Leaving aside the debate on the specific issue of whether most abortions should be banned at twenty weeks, or whatever hard deadline one might wish to impose, it strikes me that Reynolds get the real problem with what House Republicans are proposing to do here basically right. Whatever one might say about the legality or propriety of a state law ban on abortion at twenty weeks, when the matter is put forward Congress rather than a state legislature then the proponents of the bill must explain exactly where in the Constitution Congress is granted the power to do what it proposes to do here. As Reynolds notes, the advocates of the bill will take the position that the Commerce Clause grants them all the authority that they need here. Given the extent to which the Courts have expanded the reach of the Commerce Clause well become its intended meaning, it’s entirely possible that a future Supreme Court would agree with that position. For example, in 2003 Congress passed a law banning so-called “partial birth” abortions nationwide. When the lawsuit challenging that law made it to the Supreme Court in the form of a case called Gonzalez v. Carhart, which Reynolds mentions above. In that case the Court upheld the law by a 5-4 vote, with only Justice Thomas and Justice Scalia raising in a concurring opinion the question of whether Congress actually had the authority under the Constitution to ban abortion of any kind. However, the issue of Congressional authority was not a central part of the majority opinion and, thus, this issue remains for a future case.
At its core, Reyonlds is correct to point out that there is a rather obvious contradiction between the limited government principles that Republicans claim to stand for, along with their insistence that they stand opposed to the expansive views of Federal power under the Commerce Clause that they are now relying on, and their support for a bill such as this. If nothing else, it makes clear that their support for limited government and all that flowery rhetoric that we hear from Republicans on a regular basis about the Constitution is by and large nonsense. Three years ago, Republicans were telling us that the Commerce Clause did not give Congress the power to require everyone to have medical insurance. Now, they are telling us that it does give them the power to ban a medical procedure nationwide. The hypocrisy is really quite apparent and, if nothing else, it shows that when it comes down to a choice between abiding by their principles and pandering to their base, Republicans have made their choice.

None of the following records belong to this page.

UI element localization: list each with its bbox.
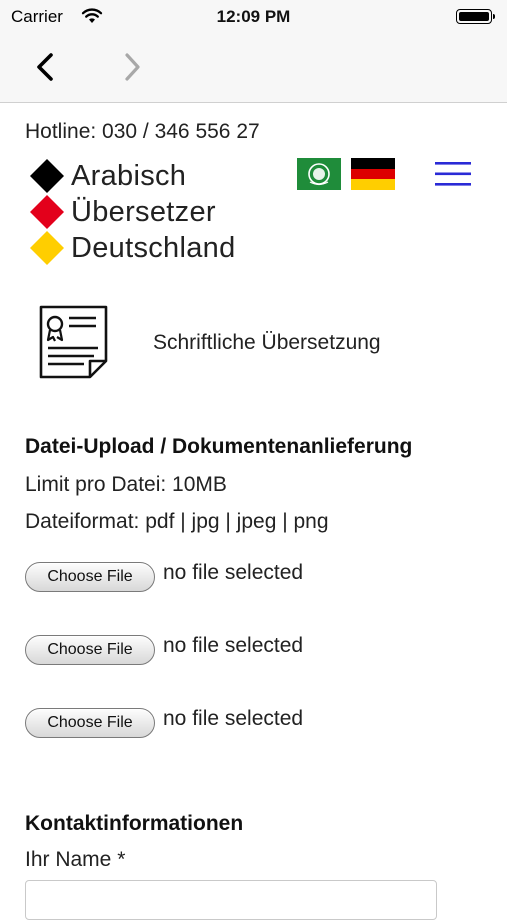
german-language-flag[interactable] [351, 158, 395, 190]
file-upload-row: Choose File no file selected [25, 706, 303, 740]
arabic-language-flag[interactable] [297, 158, 341, 190]
name-field-label: Ihr Name * [25, 848, 126, 871]
gold-diamond-icon [30, 231, 64, 265]
certificate-document-icon [39, 305, 108, 379]
upload-limit-text: Limit pro Datei: 10MB [25, 473, 227, 496]
file-status-text: no file selected [163, 561, 304, 584]
file-upload-row: Choose File no file selected [25, 633, 303, 667]
hotline-text: Hotline: 030 / 346 556 27 [25, 120, 260, 143]
file-upload-row: Choose File no file selected [25, 560, 303, 594]
site-logo[interactable]: Arabisch Übersetzer Deutschland [25, 158, 265, 268]
chevron-right-icon [125, 53, 140, 81]
logo-line-deutschland: Deutschland [71, 231, 236, 264]
battery-icon [456, 9, 495, 24]
choose-file-button[interactable]: Choose File [25, 635, 155, 665]
chevron-left-icon [37, 53, 53, 81]
file-status-text: no file selected [163, 634, 304, 657]
upload-heading: Datei-Upload / Dokumentenanlieferung [25, 435, 413, 458]
forward-button[interactable] [114, 50, 150, 84]
hamburger-menu-icon[interactable] [433, 158, 473, 190]
clock: 12:09 PM [216, 7, 291, 26]
red-diamond-icon [30, 195, 64, 229]
name-input[interactable] [25, 880, 437, 920]
status-bar: Carrier 12:09 PM [0, 0, 507, 32]
service-title: Schriftliche Übersetzung [153, 331, 381, 354]
back-button[interactable] [27, 50, 63, 84]
black-diamond-icon [30, 159, 64, 193]
contact-heading: Kontaktinformationen [25, 812, 244, 835]
file-status-text: no file selected [163, 707, 304, 730]
upload-formats-text: Dateiformat: pdf | jpg | jpeg | png [25, 510, 329, 533]
choose-file-button[interactable]: Choose File [25, 708, 155, 738]
choose-file-button[interactable]: Choose File [25, 562, 155, 592]
logo-line-arabisch: Arabisch [71, 159, 187, 192]
logo-line-uebersetzer: Übersetzer [71, 195, 216, 228]
browser-nav-bar [0, 32, 507, 103]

Realistically, of course, this bill is not likely to ever become law. It will likely pass the House, of course, unless it gets withdrawn at the last minute like it did in January. After that, though, it’s fate seems to be predetermined. Senate Democrats are likely to do whatever they can to block consideration of this bill when it makes its way to the upper chamber through the filibuster and other means. Even if the bill did pass the Senate, President Obama would veto it and there would not be sufficient votes in either the House or the Senate to override the veto. To a large extent, then, this is a purely symbolic exercise by the House Republicans designed more to fulfill a campaign promise to the pro-life movement than anything else. Nonetheless, it is a fairly stark example of where the GOP’s priorities are.